Hanne füllte einen Becher mit Kaffee und gab Milch dazu. Dann trank sie einen halben Liter Saft aus dem Karton und merkte, dass sie keinen Hunger hatte. Morgens sehnte sie sich immer schrecklich nach einer Zigarette. Das überraschte sie. Als sie ein gutes Jahr zuvor endlich mit Rauchen aufgehört hatte, hatte sie sich vor allem vor den Abenden gefürchtet. Vor dem Alkohol. Vor dem Zusammensein mit anderen. Vielleicht auch vor dem Stress bei der Arbeit. Aber dann hatten die Morgen sich als das wirkliche Problem erwiesen. Sie lugte zum Schrank über dem Herd hinüber, wo Marry ihren Drehtabak deponierte, den Nefis einmal im Monat kaufte und den Marry, die sich sogar mit Nefis’ Befehl abfand, nur in ihrem eigenen kleinen Bereich der Wohnung zu rauchen, in Plastikdosen versiegelte.

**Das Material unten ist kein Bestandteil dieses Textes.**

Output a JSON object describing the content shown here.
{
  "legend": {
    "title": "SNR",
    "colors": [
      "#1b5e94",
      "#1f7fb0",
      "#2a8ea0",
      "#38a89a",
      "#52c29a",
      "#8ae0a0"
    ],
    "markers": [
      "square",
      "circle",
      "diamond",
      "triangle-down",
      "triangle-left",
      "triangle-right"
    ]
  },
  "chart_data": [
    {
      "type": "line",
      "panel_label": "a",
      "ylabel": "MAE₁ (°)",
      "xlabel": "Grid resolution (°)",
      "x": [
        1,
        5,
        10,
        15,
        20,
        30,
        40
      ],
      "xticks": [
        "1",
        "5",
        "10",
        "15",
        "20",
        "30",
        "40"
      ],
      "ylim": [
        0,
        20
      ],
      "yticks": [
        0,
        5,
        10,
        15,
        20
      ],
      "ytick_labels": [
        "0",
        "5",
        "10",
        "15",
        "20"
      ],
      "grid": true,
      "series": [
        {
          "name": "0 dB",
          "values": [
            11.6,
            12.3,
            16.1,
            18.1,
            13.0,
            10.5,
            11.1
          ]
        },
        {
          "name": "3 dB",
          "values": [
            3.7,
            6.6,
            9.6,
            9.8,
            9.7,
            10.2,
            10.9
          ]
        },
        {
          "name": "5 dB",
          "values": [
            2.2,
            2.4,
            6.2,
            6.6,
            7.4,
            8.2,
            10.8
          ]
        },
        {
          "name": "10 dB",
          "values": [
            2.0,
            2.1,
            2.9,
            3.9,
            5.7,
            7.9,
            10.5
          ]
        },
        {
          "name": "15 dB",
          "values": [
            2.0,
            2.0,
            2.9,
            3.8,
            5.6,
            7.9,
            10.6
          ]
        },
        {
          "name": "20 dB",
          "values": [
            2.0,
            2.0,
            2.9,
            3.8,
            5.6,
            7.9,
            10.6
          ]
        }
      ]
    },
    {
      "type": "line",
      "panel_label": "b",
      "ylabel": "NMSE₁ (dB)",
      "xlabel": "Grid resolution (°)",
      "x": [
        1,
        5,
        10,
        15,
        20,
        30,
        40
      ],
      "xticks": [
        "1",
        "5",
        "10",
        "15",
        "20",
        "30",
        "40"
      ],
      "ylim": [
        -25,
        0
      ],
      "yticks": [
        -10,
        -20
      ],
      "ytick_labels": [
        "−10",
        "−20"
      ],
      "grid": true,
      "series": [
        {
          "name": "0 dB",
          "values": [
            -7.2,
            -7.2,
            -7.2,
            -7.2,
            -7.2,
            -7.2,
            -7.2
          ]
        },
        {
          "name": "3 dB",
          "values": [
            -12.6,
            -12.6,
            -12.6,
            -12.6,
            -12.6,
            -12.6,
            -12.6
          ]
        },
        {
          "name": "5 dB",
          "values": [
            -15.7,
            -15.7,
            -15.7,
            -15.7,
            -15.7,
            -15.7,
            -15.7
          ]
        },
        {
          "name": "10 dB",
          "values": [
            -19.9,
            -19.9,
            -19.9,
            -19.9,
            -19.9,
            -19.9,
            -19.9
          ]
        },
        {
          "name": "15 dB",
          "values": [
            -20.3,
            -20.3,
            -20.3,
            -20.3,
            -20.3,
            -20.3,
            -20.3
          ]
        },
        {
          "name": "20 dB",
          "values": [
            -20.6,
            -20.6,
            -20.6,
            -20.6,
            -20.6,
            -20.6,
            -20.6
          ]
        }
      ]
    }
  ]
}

Die Zeitung brachte gewaltige Schlagzeilen. Fast die ganze erste Seite war den Morden in der Eckersbergs gate gewidmet. Das Foto lief über sechs Spalten; die Fassade des Wohnhauses diente im Layout als Hintergrund für drei Privatfotos von Mutter, Vater und ältestem Sohn Stahlberg. Hermann Stahlberg war offenbar an Bord eines Bootes aufgenommen worden; er stand in einem feschen Blazer mit Goldknöpfen und dem Emblem der Reederei an der Reling. Er lächelte ein wenig, schob das Kinn vor und sah an der Kamera vorbei. Seine Frau lächelte etwas strahlender auf einem im Haus aufgenommenen Bild. Sie zerschnitt eine Sahnetorte mit mehr Kerzen, als Hanne zählen mochte, das Blitzlicht spiegelte sich in ihren Brillengläsern und gab der Frau etwas leicht Hysterisches. Prebens Bild war unscharf. Er wirkte viel jünger als seine über vierzig Jahre. Er hatte halblange Haare, und sein Hemd stand offen. Das Bild musste schon etliche Jahre alt sein.

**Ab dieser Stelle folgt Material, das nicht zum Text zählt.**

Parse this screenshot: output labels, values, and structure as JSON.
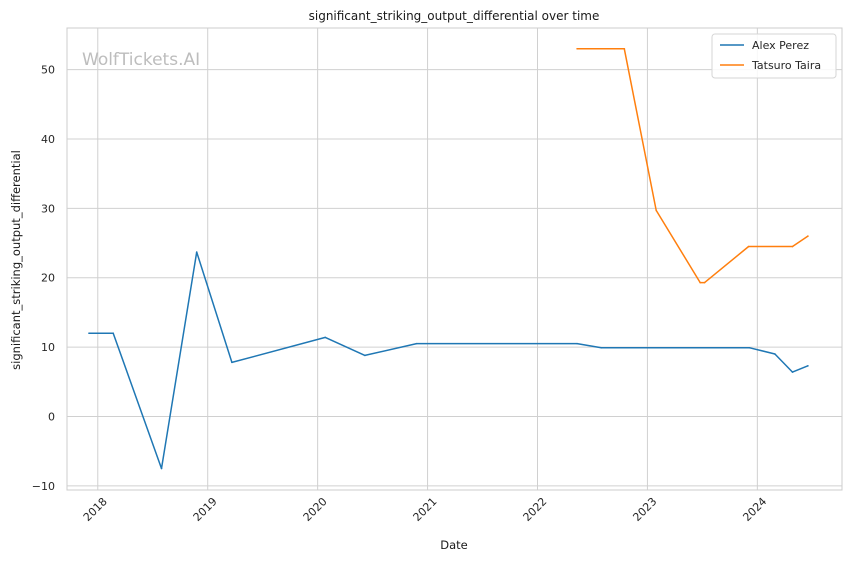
{
  "chart_data": {
    "type": "line",
    "title": "significant_striking_output_differential over time",
    "xlabel": "Date",
    "ylabel": "significant_striking_output_differential",
    "watermark": "WolfTickets.AI",
    "x_ticks": [
      "2018",
      "2019",
      "2020",
      "2021",
      "2022",
      "2023",
      "2024"
    ],
    "y_ticks": [
      "−10",
      "0",
      "10",
      "20",
      "30",
      "40",
      "50"
    ],
    "xlim": [
      2017.72,
      2024.77
    ],
    "ylim": [
      -10.6,
      56
    ],
    "grid": true,
    "legend_position": "top-right",
    "series": [
      {
        "name": "Alex Perez",
        "color": "#1f77b4",
        "points": [
          [
            2017.92,
            12.0
          ],
          [
            2018.14,
            12.0
          ],
          [
            2018.58,
            -7.5
          ],
          [
            2018.9,
            23.7
          ],
          [
            2019.22,
            7.8
          ],
          [
            2020.07,
            11.4
          ],
          [
            2020.43,
            8.8
          ],
          [
            2020.9,
            10.5
          ],
          [
            2022.36,
            10.5
          ],
          [
            2022.58,
            9.9
          ],
          [
            2023.93,
            9.9
          ],
          [
            2024.16,
            9.0
          ],
          [
            2024.32,
            6.4
          ],
          [
            2024.46,
            7.3
          ]
        ]
      },
      {
        "name": "Tatsuro Taira",
        "color": "#ff7f0e",
        "points": [
          [
            2022.36,
            53.0
          ],
          [
            2022.79,
            53.0
          ],
          [
            2023.08,
            29.7
          ],
          [
            2023.48,
            19.3
          ],
          [
            2023.52,
            19.3
          ],
          [
            2023.92,
            24.5
          ],
          [
            2024.32,
            24.5
          ],
          [
            2024.46,
            26.0
          ]
        ]
      }
    ]
  }
}
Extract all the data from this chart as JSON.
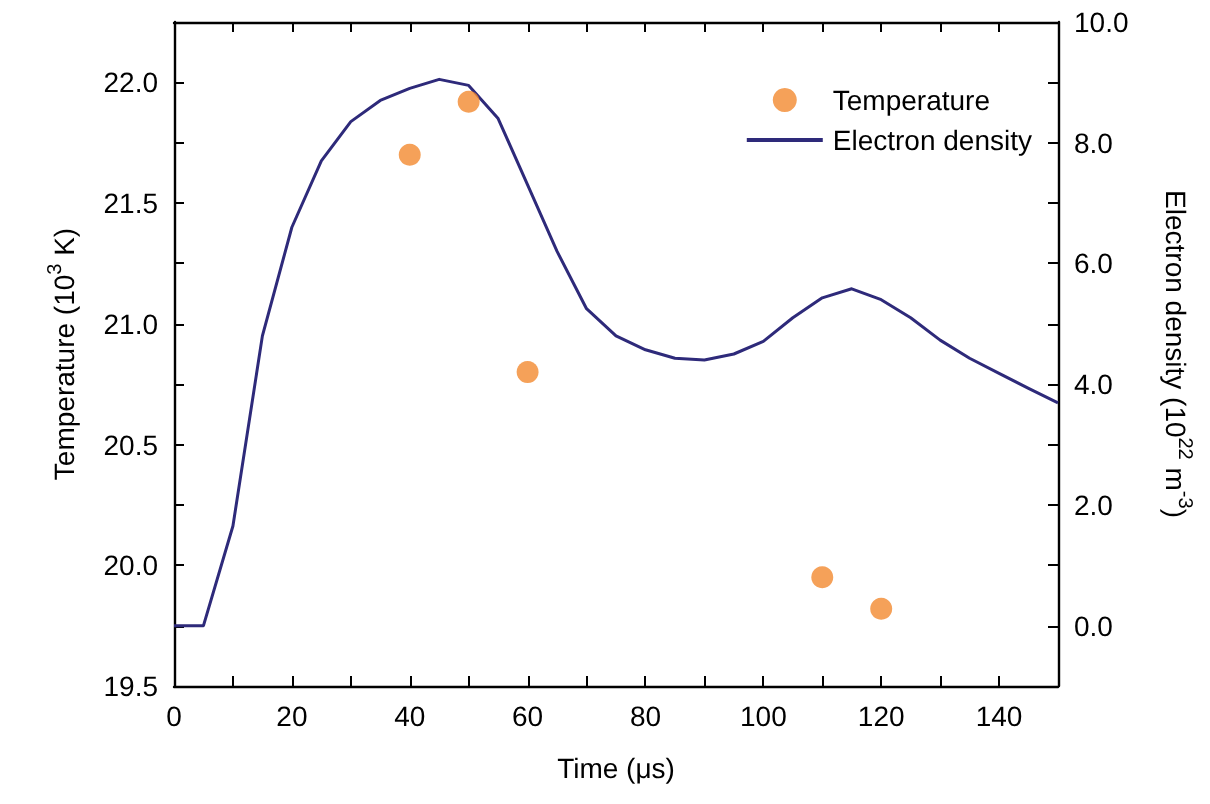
{
  "chart_data": {
    "type": "line",
    "xlabel": "Time (μs)",
    "ylabel": "Temperature (10$^{3}$ K)",
    "y2label": "Electron density (10$^{22}$ m$^{-3}$)",
    "xlim": [
      0,
      150
    ],
    "xticks": [
      0,
      {
        "value": 10,
        "label": null
      },
      20,
      {
        "value": 30,
        "label": null
      },
      40,
      {
        "value": 50,
        "label": null
      },
      60,
      {
        "value": 70,
        "label": null
      },
      80,
      {
        "value": 90,
        "label": null
      },
      100,
      {
        "value": 110,
        "label": null
      },
      120,
      {
        "value": 130,
        "label": null
      },
      140,
      {
        "value": 150,
        "label": null
      }
    ],
    "ylim": [
      19.5,
      22.25
    ],
    "yticks": [
      19.5,
      {
        "value": 19.75,
        "label": null
      },
      {
        "value": 20,
        "label": "20.0"
      },
      {
        "value": 20.25,
        "label": null
      },
      20.5,
      {
        "value": 20.75,
        "label": null
      },
      {
        "value": 21,
        "label": "21.0"
      },
      {
        "value": 21.25,
        "label": null
      },
      21.5,
      {
        "value": 21.75,
        "label": null
      },
      {
        "value": 22,
        "label": "22.0"
      }
    ],
    "y2lim": [
      -1,
      10
    ],
    "y2ticks": [
      {
        "value": 0,
        "label": "0.0"
      },
      {
        "value": 1,
        "label": null
      },
      {
        "value": 2,
        "label": "2.0"
      },
      {
        "value": 3,
        "label": null
      },
      {
        "value": 4,
        "label": "4.0"
      },
      {
        "value": 5,
        "label": null
      },
      {
        "value": 6,
        "label": "6.0"
      },
      {
        "value": 7,
        "label": null
      },
      {
        "value": 8,
        "label": "8.0"
      },
      {
        "value": 9,
        "label": null
      },
      {
        "value": 10,
        "label": "10.0"
      }
    ],
    "grid": false,
    "legend": "top right",
    "series": [
      {
        "name": "Temperature",
        "type": "scatter",
        "marker": "circle",
        "color": "#f28a30",
        "x": [
          40,
          50,
          60,
          110,
          120
        ],
        "values": [
          21.7,
          21.92,
          20.8,
          19.95,
          19.82
        ]
      },
      {
        "name": "Electron density",
        "axis": "y2",
        "marker": "none",
        "line_style": "solid",
        "color": "#2e2a7a",
        "x": [
          0,
          5,
          10,
          15,
          20,
          25,
          30,
          35,
          40,
          45,
          50,
          55,
          60,
          65,
          70,
          75,
          80,
          85,
          90,
          95,
          100,
          105,
          110,
          115,
          120,
          125,
          130,
          135,
          140,
          145,
          150
        ],
        "values": [
          0,
          0,
          1.65,
          4.8,
          6.6,
          7.7,
          8.35,
          8.7,
          8.9,
          9.05,
          8.95,
          8.4,
          7.3,
          6.2,
          5.25,
          4.8,
          4.57,
          4.43,
          4.4,
          4.5,
          4.71,
          5.1,
          5.43,
          5.58,
          5.4,
          5.1,
          4.73,
          4.43,
          4.18,
          3.93,
          3.69
        ]
      }
    ]
  }
}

Woher nehmen die das?, dachte Hanne und ertränkte ihre Tabaksucht im Kaffee. Zwei, drei Stunden nach dem Mord, und schon schütteln sie private Bilder aus dem Ärmel. Wie machen sie das? Welche Fragen stellen sie, wenn sie sich an Bekannte und Verwandte wenden, noch ehe am Tatort das Blut geronnen ist? Und wer rückt solche Bilder heraus?

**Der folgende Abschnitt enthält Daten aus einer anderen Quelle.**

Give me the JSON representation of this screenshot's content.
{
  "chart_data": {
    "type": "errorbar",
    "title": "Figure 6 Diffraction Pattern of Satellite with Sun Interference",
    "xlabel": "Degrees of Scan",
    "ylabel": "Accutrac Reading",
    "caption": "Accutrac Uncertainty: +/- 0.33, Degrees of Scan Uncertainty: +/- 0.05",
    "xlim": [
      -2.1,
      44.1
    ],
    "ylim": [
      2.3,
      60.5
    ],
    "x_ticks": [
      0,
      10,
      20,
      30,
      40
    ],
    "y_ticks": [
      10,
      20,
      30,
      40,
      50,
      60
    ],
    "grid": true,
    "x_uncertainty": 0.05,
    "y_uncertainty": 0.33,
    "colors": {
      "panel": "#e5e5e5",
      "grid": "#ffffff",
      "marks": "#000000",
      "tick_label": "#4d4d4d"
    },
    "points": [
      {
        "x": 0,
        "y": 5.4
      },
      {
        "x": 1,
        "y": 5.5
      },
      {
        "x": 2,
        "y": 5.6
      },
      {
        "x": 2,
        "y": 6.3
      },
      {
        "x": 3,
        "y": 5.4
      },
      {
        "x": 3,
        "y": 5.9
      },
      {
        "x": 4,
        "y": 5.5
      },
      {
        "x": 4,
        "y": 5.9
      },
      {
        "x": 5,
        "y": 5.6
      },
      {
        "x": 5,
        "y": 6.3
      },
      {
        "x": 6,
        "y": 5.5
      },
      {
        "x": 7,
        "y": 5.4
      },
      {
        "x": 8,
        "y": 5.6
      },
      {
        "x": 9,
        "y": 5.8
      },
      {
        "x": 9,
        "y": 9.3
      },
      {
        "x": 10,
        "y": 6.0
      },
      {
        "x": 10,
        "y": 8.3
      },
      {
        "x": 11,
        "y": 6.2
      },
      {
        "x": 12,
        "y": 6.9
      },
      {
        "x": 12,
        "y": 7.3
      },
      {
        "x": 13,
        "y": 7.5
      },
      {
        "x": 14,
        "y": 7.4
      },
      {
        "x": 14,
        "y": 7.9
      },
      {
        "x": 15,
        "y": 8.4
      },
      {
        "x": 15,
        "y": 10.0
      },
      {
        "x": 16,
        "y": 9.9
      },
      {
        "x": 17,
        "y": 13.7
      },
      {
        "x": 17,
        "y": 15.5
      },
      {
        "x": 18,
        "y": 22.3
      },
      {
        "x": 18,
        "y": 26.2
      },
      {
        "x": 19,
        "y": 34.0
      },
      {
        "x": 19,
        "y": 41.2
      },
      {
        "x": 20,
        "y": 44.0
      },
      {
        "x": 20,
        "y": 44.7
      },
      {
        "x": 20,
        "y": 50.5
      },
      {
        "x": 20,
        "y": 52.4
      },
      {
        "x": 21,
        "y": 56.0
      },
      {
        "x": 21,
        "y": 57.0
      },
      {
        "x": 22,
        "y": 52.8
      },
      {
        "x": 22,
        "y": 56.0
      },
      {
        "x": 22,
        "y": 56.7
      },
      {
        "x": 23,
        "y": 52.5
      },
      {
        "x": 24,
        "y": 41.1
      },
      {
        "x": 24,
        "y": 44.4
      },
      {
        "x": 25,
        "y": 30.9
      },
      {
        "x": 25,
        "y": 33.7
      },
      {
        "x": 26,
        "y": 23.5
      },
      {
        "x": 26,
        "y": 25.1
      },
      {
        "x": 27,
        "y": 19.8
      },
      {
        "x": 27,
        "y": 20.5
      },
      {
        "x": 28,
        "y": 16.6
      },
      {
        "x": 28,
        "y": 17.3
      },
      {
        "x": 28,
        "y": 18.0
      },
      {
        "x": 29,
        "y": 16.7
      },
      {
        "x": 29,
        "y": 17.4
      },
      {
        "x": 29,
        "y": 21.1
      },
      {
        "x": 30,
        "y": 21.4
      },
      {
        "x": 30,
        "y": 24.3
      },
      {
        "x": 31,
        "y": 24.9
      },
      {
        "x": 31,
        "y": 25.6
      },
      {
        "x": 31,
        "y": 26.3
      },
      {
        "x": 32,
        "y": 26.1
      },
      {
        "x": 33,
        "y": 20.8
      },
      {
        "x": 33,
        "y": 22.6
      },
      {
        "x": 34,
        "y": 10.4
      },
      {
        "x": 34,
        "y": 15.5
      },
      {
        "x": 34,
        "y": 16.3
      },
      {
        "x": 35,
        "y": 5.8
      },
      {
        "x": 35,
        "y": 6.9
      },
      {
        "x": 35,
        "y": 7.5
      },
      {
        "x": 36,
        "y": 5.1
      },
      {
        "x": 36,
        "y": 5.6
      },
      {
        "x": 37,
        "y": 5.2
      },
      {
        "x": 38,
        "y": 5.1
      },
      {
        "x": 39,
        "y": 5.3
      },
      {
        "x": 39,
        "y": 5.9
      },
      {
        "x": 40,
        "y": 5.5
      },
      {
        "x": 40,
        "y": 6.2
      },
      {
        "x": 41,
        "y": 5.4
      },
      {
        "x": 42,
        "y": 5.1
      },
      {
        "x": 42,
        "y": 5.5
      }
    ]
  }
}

»Meine Hanna«, sagte Nefis mit sanfter Stimme.
Hanne fuhr zusammen und drehte sich um. Eine splitternackte Nefis breitete die Arme aus.
»Du bist immer so schreckhaft. Was soll ich denn dagegen tun, dass ich dich immer erschrecke? Mir eine Klingel um den Hals binden?«
»Glocke«, sagte Hanne. »Um den Hals trägt man Glocken. Kühe und Schafe und so. Du brauchst eine Glocke. Guten Morgen.«
Sie tauschten einen leichten Kuss. Nefis roch nach Nacht und bekam eine Gänsehaut, als Hanne ihren Rücken streichelte.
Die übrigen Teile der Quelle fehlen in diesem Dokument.